Thank you everyone for your feedback - I really appreciate it.

I like the idea of this "180", just getting on with my life (as if I were single) and see if she picks up. It gives me good excuse to sort my own life out before I work on our relationship - nothing too major, just a little lazy 

However, quite a lot of you are suggesting these 'mind games'; tricking her into feeling guilty. I don't like that. Why be in a relationship if it's based on tricking her into 'liking' me?

And being the 'alpha male' as you put it.. I fully agree that you have to change as a person to make a relationship work, but acting like someone you're not? I'm a computer geek who has a few close friends and get shy at parties - I'm not going to act like some macho d*ck to impress a woman. Otherwise I would be with some hot blonde - that's not me.

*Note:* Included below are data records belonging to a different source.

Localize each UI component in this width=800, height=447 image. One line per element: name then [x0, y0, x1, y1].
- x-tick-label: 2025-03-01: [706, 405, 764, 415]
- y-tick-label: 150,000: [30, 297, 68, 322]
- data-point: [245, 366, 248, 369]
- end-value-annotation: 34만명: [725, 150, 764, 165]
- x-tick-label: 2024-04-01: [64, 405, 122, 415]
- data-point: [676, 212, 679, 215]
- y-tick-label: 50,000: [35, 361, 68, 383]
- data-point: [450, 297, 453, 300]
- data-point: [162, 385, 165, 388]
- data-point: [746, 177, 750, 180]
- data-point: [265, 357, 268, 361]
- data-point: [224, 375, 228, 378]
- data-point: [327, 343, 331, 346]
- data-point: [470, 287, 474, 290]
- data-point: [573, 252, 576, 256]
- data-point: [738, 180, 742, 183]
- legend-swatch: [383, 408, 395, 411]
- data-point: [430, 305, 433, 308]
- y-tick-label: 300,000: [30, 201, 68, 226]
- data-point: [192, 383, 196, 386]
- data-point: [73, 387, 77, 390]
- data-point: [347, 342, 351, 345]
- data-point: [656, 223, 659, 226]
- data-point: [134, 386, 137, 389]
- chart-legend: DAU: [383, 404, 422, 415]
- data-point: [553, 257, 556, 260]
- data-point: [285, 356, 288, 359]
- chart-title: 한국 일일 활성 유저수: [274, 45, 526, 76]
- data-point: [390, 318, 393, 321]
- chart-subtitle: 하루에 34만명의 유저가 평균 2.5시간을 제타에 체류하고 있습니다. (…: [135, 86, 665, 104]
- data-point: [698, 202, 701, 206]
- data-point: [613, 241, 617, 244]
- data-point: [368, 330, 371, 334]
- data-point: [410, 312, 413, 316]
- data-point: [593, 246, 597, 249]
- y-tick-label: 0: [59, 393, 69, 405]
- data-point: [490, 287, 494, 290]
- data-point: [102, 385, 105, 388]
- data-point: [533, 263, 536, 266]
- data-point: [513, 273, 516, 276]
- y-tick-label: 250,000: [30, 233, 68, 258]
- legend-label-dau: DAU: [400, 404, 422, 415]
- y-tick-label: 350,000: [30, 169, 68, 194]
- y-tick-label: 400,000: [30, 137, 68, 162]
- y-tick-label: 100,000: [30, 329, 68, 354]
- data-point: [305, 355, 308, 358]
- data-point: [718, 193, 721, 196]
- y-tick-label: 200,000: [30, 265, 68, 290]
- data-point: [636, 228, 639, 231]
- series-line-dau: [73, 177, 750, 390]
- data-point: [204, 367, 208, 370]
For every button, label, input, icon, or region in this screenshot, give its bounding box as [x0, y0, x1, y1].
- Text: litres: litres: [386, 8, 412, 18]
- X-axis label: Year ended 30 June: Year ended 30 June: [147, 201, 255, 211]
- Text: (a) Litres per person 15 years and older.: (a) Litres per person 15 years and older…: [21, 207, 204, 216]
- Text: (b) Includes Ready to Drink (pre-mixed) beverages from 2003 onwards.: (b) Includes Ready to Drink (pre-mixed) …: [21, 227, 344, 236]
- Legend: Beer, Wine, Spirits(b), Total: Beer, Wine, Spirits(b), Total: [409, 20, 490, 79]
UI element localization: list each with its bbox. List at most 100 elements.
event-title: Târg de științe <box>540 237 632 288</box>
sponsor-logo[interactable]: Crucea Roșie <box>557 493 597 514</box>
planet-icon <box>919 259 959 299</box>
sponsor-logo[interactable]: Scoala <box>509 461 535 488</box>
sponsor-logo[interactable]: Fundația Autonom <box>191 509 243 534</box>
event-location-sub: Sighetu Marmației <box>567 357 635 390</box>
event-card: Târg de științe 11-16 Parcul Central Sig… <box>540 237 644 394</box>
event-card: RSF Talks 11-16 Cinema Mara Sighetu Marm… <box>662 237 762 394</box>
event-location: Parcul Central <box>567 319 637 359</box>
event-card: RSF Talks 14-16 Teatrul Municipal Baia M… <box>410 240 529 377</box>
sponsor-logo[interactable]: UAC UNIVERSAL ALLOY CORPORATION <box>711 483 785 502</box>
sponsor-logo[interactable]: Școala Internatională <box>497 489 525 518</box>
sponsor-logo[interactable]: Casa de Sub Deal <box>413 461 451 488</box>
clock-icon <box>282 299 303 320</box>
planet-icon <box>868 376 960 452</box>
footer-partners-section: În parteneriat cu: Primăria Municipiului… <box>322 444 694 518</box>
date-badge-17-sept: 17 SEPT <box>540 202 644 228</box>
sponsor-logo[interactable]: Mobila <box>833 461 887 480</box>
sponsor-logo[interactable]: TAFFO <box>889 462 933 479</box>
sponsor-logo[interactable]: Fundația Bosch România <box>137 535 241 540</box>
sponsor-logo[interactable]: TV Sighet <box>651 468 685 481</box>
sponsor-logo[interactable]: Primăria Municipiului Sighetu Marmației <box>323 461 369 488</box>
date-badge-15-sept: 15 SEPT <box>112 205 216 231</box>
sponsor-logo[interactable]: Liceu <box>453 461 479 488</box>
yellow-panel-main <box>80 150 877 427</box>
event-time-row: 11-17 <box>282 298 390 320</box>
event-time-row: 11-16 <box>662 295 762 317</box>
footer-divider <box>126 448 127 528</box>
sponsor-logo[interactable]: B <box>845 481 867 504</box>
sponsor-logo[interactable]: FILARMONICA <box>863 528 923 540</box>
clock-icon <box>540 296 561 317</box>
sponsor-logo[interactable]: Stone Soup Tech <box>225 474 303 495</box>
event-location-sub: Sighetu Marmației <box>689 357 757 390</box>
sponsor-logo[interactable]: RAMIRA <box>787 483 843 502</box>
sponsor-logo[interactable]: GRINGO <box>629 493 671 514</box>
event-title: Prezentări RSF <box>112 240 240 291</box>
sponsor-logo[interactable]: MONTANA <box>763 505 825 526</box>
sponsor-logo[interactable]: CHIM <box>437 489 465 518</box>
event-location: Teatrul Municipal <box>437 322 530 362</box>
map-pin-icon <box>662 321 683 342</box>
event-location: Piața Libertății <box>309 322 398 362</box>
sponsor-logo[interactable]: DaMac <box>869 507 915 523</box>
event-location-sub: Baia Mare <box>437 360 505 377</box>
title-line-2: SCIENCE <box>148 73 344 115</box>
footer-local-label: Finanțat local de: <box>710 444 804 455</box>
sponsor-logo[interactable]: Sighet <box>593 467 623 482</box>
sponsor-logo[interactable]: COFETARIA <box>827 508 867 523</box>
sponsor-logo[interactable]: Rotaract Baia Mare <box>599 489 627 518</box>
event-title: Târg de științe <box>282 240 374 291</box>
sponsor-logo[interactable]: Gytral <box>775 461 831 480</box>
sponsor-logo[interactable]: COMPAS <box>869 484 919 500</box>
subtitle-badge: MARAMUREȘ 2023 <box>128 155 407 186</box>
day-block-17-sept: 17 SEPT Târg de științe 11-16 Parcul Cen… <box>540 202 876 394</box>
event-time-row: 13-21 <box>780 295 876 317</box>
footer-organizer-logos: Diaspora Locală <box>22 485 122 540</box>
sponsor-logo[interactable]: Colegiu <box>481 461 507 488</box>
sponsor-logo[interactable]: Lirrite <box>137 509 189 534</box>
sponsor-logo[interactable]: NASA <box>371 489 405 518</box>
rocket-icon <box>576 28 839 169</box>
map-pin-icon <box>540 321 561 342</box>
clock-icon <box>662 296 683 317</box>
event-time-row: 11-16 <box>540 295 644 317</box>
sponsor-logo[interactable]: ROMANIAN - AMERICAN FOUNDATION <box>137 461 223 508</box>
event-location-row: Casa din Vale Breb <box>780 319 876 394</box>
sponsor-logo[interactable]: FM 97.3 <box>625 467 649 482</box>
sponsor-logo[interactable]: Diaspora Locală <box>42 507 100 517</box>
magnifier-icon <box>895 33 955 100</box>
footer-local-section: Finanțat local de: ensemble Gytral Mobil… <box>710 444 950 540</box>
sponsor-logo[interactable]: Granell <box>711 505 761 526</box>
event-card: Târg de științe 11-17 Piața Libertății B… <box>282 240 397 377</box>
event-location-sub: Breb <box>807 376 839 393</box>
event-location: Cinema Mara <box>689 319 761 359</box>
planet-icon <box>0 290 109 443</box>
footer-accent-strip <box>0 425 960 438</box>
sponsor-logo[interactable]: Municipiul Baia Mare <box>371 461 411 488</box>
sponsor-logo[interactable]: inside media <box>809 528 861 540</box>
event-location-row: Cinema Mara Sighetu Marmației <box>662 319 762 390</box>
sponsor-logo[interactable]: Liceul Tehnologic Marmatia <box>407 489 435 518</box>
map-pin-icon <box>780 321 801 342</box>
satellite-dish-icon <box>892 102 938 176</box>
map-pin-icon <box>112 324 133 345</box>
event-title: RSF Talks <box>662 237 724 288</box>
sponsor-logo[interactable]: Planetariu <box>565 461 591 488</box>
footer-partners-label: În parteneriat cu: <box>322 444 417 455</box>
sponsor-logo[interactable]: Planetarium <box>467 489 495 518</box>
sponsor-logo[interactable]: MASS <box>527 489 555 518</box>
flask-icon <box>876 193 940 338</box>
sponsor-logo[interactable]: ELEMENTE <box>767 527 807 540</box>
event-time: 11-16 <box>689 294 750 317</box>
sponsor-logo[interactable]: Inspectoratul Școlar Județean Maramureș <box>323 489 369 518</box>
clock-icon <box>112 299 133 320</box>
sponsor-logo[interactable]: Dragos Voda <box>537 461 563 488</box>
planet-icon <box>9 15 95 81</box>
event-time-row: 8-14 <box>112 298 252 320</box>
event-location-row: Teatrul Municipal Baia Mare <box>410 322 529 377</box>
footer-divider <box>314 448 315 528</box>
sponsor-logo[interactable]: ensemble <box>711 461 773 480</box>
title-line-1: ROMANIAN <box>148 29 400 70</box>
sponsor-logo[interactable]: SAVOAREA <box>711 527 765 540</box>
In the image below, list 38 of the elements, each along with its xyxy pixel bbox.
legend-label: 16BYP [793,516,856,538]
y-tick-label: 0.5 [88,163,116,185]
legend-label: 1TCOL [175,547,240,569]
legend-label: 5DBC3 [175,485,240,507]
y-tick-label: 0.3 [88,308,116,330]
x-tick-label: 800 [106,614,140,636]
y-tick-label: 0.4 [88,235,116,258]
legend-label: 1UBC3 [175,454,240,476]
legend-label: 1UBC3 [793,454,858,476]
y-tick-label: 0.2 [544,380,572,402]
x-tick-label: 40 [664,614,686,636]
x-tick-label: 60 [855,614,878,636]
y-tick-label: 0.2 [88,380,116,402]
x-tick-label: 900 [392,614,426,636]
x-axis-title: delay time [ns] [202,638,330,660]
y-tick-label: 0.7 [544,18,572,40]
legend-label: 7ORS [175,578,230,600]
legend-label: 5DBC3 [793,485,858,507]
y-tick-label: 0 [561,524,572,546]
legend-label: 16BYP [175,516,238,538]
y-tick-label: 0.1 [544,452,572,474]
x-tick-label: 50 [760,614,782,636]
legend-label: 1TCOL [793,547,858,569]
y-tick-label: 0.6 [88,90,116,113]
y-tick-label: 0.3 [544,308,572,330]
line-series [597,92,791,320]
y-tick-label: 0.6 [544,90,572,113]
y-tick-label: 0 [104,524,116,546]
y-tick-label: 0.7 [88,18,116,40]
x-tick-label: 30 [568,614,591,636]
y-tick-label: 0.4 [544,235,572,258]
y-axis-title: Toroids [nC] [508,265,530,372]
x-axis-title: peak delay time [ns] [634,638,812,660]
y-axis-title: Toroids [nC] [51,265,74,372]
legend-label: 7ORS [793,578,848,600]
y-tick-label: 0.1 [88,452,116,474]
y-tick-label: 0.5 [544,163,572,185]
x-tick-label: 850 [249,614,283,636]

I'm going to try the 180 thing, not to the extreme stated, but just getting on with my own stuff - if she realises we need work, great! If she doesn't.. I guess it'll take something a little more serious.


----------



## turnera (Jan 22, 2010)

Alpha male doesn't mean you start bumping chests and swilling beer.

It just means that you know what you want in life, you don't back down when someone guilts you into doing what you don't want, and you don't get scared of upsetting your wife.

Read the book NMMNG. And don't try 180 until you have actually read what it means, cos you will get it wrong and make things worse. Look it up first.


----------



## sinnister (Dec 5, 2010)

Seems like too much romance to me.

My wife is more like yours in that respect. It works for us though because I'm as romantic as bird poop.


----------



## turnera (Jan 22, 2010)

There's another thing to remember which is that we each have our own love language (read The 5 Love Languages). The way I receive love from DH is for him to take care of things around the house, because that's what matters most to me. Because I grew up in a crap house. He grew up unloved, so his main language is to have someone give him gifts. 

For years, he'd buy me perfume and clothes and jewelry...while the house collapsed around us. I just was so unhappy that he wouldn't fix the house, I couldn't stand all the crap he wasted money on. 

But then, I'd buy him new tools, thinking it would make it easier to fix the house! Of course, he felt more and more like a servant, and unloved. 

Nowadays, I give him cologne and clothes. This year, he gave me a new weedeater. We're both feeling heard...and loved. 

Maybe romance isn't her language. It's not mine and I can't STAND for DH to romance me. Fill out the questionnaires.


----------



## exoskeleton (Oct 2, 2012)

The only way you have helped is it's made me realise my problems aren't so bad.

I'd rather a messy relationship like mine than a chauvinistic test tube one.


----------



## turnera (Jan 22, 2010)

exoskeleton said:


> The only way you have helped is it's made me realise my problems aren't so bad.
> 
> I'd rather a messy relationship like mine than a chauvinistic test tube one.


Wow. 

Well, ok then. 

Have a great life.


----------



## Emerald (Aug 2, 2012)

exoskeleton said:


> Hello,
> 
> I've never been on a website like this before, but I feel I need some real-life help.
> 
> ...


Any co-workers that she is close to?


----------



## Trying2figureitout (Feb 3, 2011)

OP..its you

Quit doing any of the romantic stuff (Total waste right now)... You need a very DEEP look in the mirror

Start on a quest to divest yourself from your wife and become a better man for you.

You are too attached and too needy. Once you re-calibrate yourself THEN state what you need from her as your wife. I did and my wife will respond in time.

You need to become a better man before you stand up to your wife. You also have to get to the point
you are not afraid of saying anything to her nor afraid of losing her. Operate from the high ground and a 
position of STRENGTH.

Quit being weak.

Right now you are a needy kid in her eyes. Grow up in her eyes.
Become the leader of your household.

Your wife is in that role now. She doesn't like it and is waiting for you to DO YOUR JOB.
THEN you can tell her to do hers and make time for you to be a wife to you.

That's the way it works.


----------



## daisygirl 41 (Aug 5, 2011)

exoskeleton said:


> The only way you have helped is it's made me realise my problems aren't so bad.
> 
> I'd rather a messy relationship like mine than a chauvinistic test tube one.


Ouch!!
Someone doesn't like what they've heard!
_Posted via Mobile Device_


----------



## daisygirl 41 (Aug 5, 2011)

OP
You really should listen to some of the excellent advice you have been given here.
No need to be so rude to those going out of their way to help you.
Of maybe they've hit a nerve??
_Posted via Mobile Device_


----------